No vamos a apuntarnos la iniciativa, ya que ésta corresponde a otros, pero sí que podemos afirmar con orgullo que desde la Alianza por la Unidad del Campo, que en Castilla y León mantenemos COAG y UPA, estamos contribuyendo muy sustancialmente a la gran repercusión pública del debate sobre la segunda acepción que el Diccionario de la Real Academia Española otorga a la palabra rural.
Es una obviedad que la imposición del lenguaje es uno de los principales mecanismos de colonización, ya se trate de pueblos o de mentes. Y el lenguaje viaja a través de las palabras. No es que las palabras sean inocentes o culpables; esas cualidades siempre están tras las intenciones de quien las utiliza. A través del significado que se da a unas u otras palabras se va consolidando la arquitectura del “orden establecido” y se establece la jerarquía de las ideas que se quieren imponer; así se coloca en niveles diferentes cuestiones que en esencia son iguales.
Basten como ejemplo de lo anterior las palabras “rural” y “urbano”. Según el diccionario de la R.A.E., en su segunda acepción ambas palabras significan “inculto, tosco, apegado a cosas lugareñas” y “cortés, atento y de buen modo”, respectivamente. Es evidente que se identifica a cada una de estas palabras con una cualidad negativa o positiva, aun cuando sólo son dos adjetivos que indican únicamente la cualidad de una ubicación, lugar de procedencia o destino.
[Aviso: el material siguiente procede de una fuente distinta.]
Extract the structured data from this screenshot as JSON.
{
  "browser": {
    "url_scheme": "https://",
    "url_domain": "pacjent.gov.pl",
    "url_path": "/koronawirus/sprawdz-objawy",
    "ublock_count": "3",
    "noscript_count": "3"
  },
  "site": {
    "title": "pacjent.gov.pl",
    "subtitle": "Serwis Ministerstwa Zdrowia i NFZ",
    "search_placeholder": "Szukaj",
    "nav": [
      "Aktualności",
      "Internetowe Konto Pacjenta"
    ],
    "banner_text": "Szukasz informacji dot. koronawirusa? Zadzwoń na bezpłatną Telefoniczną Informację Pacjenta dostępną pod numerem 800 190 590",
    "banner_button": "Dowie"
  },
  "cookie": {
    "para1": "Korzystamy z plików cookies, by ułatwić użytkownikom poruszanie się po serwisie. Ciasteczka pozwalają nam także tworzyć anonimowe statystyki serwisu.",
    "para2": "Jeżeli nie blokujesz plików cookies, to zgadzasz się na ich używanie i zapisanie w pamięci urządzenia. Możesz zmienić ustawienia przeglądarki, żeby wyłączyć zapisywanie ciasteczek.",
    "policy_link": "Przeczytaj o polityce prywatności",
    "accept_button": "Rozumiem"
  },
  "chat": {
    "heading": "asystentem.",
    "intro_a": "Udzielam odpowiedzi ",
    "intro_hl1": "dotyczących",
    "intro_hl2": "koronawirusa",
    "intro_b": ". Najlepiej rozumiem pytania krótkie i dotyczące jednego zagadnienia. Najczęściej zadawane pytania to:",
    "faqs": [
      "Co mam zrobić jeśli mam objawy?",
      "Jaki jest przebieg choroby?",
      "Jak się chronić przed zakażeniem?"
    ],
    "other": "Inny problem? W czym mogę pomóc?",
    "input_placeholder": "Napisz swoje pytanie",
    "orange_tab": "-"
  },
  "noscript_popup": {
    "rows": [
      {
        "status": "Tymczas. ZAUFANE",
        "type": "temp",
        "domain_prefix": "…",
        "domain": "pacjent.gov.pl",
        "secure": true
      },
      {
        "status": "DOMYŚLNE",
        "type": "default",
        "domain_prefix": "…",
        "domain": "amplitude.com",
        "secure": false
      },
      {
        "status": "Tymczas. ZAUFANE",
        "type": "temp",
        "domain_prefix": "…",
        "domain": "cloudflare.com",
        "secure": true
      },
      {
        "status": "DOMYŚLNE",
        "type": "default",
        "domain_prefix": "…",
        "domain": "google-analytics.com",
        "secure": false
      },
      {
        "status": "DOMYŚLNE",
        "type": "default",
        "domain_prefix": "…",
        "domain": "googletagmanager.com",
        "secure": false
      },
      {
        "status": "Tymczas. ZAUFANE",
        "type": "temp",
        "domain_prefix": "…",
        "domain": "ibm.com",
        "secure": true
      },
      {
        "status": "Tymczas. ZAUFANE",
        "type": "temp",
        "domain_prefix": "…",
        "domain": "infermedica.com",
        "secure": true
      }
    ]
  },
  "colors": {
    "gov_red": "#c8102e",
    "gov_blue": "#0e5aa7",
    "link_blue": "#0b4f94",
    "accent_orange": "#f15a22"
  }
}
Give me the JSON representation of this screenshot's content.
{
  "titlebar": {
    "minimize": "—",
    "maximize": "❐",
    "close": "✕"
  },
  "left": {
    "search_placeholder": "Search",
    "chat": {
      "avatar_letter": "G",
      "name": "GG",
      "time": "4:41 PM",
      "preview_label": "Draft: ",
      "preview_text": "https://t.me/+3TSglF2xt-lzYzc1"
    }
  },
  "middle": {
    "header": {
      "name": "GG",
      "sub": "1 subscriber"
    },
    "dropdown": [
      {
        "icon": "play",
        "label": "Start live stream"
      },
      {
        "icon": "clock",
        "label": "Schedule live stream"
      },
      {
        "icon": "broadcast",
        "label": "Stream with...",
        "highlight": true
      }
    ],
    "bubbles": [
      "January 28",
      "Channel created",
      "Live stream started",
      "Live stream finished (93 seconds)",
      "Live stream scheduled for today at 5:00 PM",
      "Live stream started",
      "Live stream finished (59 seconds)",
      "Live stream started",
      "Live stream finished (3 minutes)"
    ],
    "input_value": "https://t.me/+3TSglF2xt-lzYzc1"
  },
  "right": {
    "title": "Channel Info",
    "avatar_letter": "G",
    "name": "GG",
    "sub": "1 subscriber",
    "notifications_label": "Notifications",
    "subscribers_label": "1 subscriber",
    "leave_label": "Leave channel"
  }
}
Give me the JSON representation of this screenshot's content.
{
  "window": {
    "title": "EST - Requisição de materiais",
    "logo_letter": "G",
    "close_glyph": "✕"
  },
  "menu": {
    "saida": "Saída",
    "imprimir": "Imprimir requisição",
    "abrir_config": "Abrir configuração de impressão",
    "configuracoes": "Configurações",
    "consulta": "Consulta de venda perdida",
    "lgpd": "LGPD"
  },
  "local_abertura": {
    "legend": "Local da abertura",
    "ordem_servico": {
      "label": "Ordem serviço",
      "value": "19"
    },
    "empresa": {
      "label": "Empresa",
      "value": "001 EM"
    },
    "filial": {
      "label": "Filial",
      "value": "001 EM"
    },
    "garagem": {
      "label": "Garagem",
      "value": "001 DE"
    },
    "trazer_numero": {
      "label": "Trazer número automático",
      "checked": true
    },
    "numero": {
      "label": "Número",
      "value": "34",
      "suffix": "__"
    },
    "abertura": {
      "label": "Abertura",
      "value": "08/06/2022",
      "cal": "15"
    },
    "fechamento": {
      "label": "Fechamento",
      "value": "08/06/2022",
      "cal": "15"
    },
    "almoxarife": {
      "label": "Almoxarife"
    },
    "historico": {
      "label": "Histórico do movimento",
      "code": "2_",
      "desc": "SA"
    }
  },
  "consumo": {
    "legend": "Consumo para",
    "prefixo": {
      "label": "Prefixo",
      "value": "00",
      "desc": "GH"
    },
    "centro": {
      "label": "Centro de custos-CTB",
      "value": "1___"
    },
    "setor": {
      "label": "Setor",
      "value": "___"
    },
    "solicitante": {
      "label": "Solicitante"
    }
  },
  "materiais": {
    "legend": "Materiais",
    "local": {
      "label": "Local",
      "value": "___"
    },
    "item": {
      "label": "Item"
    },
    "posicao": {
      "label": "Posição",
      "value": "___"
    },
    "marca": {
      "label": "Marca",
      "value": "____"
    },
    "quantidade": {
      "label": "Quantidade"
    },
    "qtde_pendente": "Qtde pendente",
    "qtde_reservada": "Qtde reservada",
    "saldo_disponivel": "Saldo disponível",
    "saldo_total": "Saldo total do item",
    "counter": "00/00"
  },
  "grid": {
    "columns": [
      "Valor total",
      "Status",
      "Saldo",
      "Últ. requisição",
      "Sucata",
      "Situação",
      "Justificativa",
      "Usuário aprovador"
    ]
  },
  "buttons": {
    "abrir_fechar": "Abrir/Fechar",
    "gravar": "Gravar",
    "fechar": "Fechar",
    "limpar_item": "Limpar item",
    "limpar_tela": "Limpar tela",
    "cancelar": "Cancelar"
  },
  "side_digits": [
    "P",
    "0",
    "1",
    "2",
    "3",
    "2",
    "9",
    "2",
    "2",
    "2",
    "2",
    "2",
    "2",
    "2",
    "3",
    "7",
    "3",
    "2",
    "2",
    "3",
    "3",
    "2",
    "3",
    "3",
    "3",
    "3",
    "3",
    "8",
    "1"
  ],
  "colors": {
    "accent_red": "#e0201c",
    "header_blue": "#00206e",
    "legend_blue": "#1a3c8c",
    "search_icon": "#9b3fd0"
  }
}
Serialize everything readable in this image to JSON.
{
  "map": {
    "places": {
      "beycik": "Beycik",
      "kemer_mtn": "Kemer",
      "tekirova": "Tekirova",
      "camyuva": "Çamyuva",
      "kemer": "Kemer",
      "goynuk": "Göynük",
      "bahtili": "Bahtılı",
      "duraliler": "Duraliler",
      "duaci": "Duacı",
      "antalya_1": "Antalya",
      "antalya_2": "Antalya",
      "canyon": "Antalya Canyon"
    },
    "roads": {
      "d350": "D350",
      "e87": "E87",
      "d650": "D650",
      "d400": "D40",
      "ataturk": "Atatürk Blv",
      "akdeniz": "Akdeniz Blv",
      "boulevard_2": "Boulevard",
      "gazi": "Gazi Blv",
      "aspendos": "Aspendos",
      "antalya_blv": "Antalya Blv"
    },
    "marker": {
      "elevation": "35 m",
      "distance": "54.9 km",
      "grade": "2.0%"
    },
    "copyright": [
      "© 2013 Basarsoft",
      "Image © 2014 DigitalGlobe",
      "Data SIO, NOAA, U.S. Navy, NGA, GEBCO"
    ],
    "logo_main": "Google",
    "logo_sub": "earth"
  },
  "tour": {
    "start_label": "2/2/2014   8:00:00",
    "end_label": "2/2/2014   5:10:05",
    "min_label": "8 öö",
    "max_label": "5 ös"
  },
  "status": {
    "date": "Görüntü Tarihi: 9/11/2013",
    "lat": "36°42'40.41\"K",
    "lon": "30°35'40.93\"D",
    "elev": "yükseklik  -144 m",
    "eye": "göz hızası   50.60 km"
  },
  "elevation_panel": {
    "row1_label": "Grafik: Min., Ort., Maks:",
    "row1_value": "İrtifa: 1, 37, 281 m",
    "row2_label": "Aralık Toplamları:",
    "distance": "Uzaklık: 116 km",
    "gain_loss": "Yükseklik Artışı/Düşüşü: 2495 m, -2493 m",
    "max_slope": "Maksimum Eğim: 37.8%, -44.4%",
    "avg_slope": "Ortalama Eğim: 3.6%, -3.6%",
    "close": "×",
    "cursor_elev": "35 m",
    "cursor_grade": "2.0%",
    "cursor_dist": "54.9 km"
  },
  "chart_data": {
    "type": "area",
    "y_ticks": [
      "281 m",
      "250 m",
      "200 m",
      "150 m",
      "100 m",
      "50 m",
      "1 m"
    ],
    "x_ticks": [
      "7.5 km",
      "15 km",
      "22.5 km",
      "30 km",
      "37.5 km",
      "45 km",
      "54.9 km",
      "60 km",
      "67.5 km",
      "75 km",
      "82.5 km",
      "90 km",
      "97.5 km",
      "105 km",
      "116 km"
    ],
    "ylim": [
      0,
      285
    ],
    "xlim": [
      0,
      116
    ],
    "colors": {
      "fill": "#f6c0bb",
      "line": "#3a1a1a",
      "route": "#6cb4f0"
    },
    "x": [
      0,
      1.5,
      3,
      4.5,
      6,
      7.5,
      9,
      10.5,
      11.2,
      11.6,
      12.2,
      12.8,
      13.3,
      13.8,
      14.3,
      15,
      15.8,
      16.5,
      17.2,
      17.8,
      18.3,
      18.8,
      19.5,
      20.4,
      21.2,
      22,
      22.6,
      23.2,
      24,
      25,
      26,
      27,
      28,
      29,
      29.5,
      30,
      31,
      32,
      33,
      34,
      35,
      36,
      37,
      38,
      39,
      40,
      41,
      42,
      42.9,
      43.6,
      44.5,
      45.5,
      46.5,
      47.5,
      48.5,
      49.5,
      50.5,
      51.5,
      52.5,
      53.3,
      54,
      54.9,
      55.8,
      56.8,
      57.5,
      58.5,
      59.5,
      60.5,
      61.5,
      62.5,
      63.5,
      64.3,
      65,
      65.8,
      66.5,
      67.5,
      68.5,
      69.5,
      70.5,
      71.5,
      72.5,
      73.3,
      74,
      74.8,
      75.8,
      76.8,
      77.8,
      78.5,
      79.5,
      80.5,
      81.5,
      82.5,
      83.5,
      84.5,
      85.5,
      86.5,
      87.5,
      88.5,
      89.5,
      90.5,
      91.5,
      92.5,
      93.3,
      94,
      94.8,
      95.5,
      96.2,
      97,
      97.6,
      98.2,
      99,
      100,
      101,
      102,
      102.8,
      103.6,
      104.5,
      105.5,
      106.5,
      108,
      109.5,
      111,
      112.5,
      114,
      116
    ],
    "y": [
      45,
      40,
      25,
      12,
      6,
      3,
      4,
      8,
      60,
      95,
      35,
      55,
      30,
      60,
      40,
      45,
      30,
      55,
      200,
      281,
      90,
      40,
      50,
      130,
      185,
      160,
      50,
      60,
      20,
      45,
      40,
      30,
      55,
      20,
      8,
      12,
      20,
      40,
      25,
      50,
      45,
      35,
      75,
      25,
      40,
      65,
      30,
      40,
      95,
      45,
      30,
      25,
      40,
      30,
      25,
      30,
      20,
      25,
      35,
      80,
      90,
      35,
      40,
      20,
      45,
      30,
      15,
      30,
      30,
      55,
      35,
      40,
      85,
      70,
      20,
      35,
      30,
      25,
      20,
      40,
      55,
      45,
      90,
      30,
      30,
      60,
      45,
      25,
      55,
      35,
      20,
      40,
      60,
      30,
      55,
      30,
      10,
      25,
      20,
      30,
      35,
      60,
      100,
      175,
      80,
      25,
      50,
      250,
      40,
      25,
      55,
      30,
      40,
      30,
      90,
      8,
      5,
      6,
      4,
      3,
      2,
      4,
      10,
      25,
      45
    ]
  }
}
Pero ya queda en el subconsciente colectivo el mensaje de que algunas aspiraciones solo son posibles en determinados ámbitos, y que del medio en el que residen la tosquedad y la incultura pocas cosas buenas se pueden obtener. A lo anterior podemos añadir el efecto de los discursos del desarrollismo de los años cincuenta y sesenta, que identificaron con tanta virulencia «sector primario» con «retraso y subdesarrollo» que todos sus planteamientos conducían a un mismo fin: reducir la ocupación en el sector primario. Y comenzó un proceso, aún no concluido, de reconversión económica y cultural, que está suponiendo una auténtica sangría para nuestros pueblos.
De igual modo, parece deducirse de estos significados que el medio rural necesita del tutelaje del medio urbano para organizarse y dirigirse a si mismo. De ahí que todas las políticas que se aplican en el campo están diseñadas y dirigidas desde la ciudad, y que incluso programas auténticamente novedosos como en su día fue la Iniciativa Leader se hayan visto finalmente condicionados por una significativa reducción del poder decisorio que tenían en su origen las organizaciones “rurales” asentadas en el territorio.
Vivir en los pueblos, y por lo que se refiere al acceso a servicios básicos como sanidad, educación o atención social, infraestructuras viarias y telecomunicaciones, o servicios de ocio y cultura, ya supone a día de hoy una clara discriminación respecto a los habitantes del medio urbano. Y no hace justicia a la importante contribución de los agricultores y ganaderos, principales activos aún hoy en muchos pueblos de España, y protagonistas directos en la producción de alimentos para toda la sociedad.
Sin agricultores y sin ganaderos, y sin otros profesionales rurales, los pueblos tendrían que “echar la llave y cerrar”. Y con ello se pondría punto y final a la garantía de una alimentación asequible y de calidad, a la preservación de los valores ambientales y culturales, a la tradición que ha configurado nuestras señas de identidad, y se imposibilitaría un desarrollo equilibrado del 90 % del territorio de nuestro estado.
Ya bien entrado el siglo XXI, lo rural no está reñido ni mucho menos con lo culto, lo profesional, lo delicado, lo arriesgado o lo respetuoso. Sin embargo, resulta muy ilustrativo que, con todo lo que tenemos avanzado en políticas de integración e igualdad, hoy sigan realizándose campañas “para la dignificación de la imagen del medio rural” o encuentros entre el “mundo rural” y el “mundo urbano”, visualizando que aún en muchas cuestiones vivimos de espaldas los unos de los otros. Esta fractura dificulta la cohesión y no ayuda a eliminar las diferencias entre ciudadanos en función de su lugar de residencia, algo totalmente inviable si queremos, de verdad, llegar a ser una sociedad justa, moderna y avanzada.
No, las palabras no son inocentes ni culpables, sino las intenciones de quien las utiliza. No existe, desde el punto de vista del lenguaje, justificación alguna para teñir de una connotación tan despectiva la palabra rural, por lo que no debería existir resistencia a actualizar sus acepciones en el diccionario. Otra cuestión es que siga interesando hacer valer la preponderancia de lo urbano.
A los que pudieran estar interesados en esto último, les avisamos de que nuestro orgullo por ser y sentirnos rurales no se lo va a poner fácil.